Ugandan woman working in Istanbul raped and murdered, friends allege

Ugandan woman working in Istanbul raped and murdered, friends allege

İsmail Saymaz ISTANBUL / Radikal
Ugandan woman working in Istanbul raped and murdered, friends allege

According to her friends, Jesca Nankabirwa was raped by several people before her naked body was thrown out a window.

A Ugandan woman who arrived in Istanbul a year ago to earn money to support her two children in her home country was raped and murdered earlier this month, according to a support network for female migrants.

Jesca Nankabirwa, 39, went missing on Sept. 6 after going to see an individual that had requested to meet her, according to the Women’s Group Without Borders. Already concerned about their inability to reach Nankabirwa, the woman’s friends began traveling from police station to police station after news reports emerged on Sept. 10 about the discovery of a woman’s body.

The friends eventually identified Nankabirwa’s remains at Yenibosna Hospital on Sept. 13.

According to her friends, Nankabirwa was raped by several people before her naked body was thrown out a window. At the same time, they said her head had been bruised and that there were deep cuts to her forehead.

The results from Nankabirwa’s autopsy are expected soon, while the Istanbul Prosecutor’s Office has opened an investigation into her death. The National Judiciary Informatics System, meanwhile, has registered her death as “deliberate,” while identifying an individual named E.D. as a suspect in the case.

Emel Coşkun of the Women’s Group Without Borders said it was essential that police conduct a thorough investigation into Nankabirwa’s death and determine who the woman last met before her death.

Coşkun also noted the precarious position of many migrants, noting that the woman’s friends feared deportation and were wary of approaching the police.

Kristen Biehl, an activist with the Women’s Group Without Borders, said migrant women were systematically subjected to harassment and sexual assault, according to the website of television channel İMC.

“In cases of harassment and sexual assault, there is a vulnerability that stems from being a woman, in addition to the fact that they are working without papers or documentation,” she said. “Migrant women know that they cannot go to the police under any circumstances because they are being employed without permission. Because of this lack of documentation and fear of being deported, most migrants remain silent in the face of these types of incidents. There must be a mechanism that provides migrant women with the ability to file complaints without fear.”

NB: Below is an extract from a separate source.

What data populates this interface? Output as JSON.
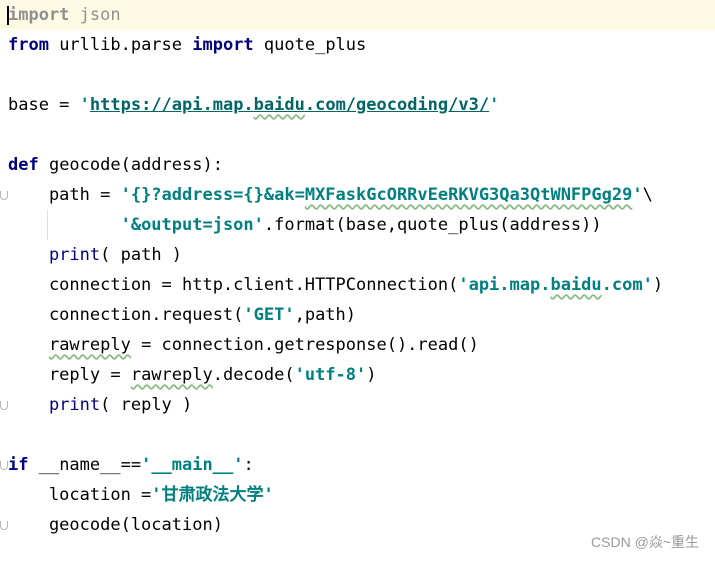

Nankabirwa was reportedly working at a textile factory in Sancaktepe’s Sarıgazi neighborhood for 900 Turkish Liras a month.

Members of the Ugandan community in Istanbul reportedly raised $7,000 over the last week to repatriate Nankabirwa’s body back home due to a lack of assistance on the matter from the Turkish state. The woman’s body was set to be returned to Uganda on Sept. 17 following a funeral in Şişli’s Kurtuluş neighborhood.

Istanbul has witnessed a growth in the number of African migrants in recent years, with many settling in neighborhoods such as Kurtuluş, Tarlabaşı in Beyoğlu and Aksaray in Fatih in a bid to earn money or as a way station on the road to Europe.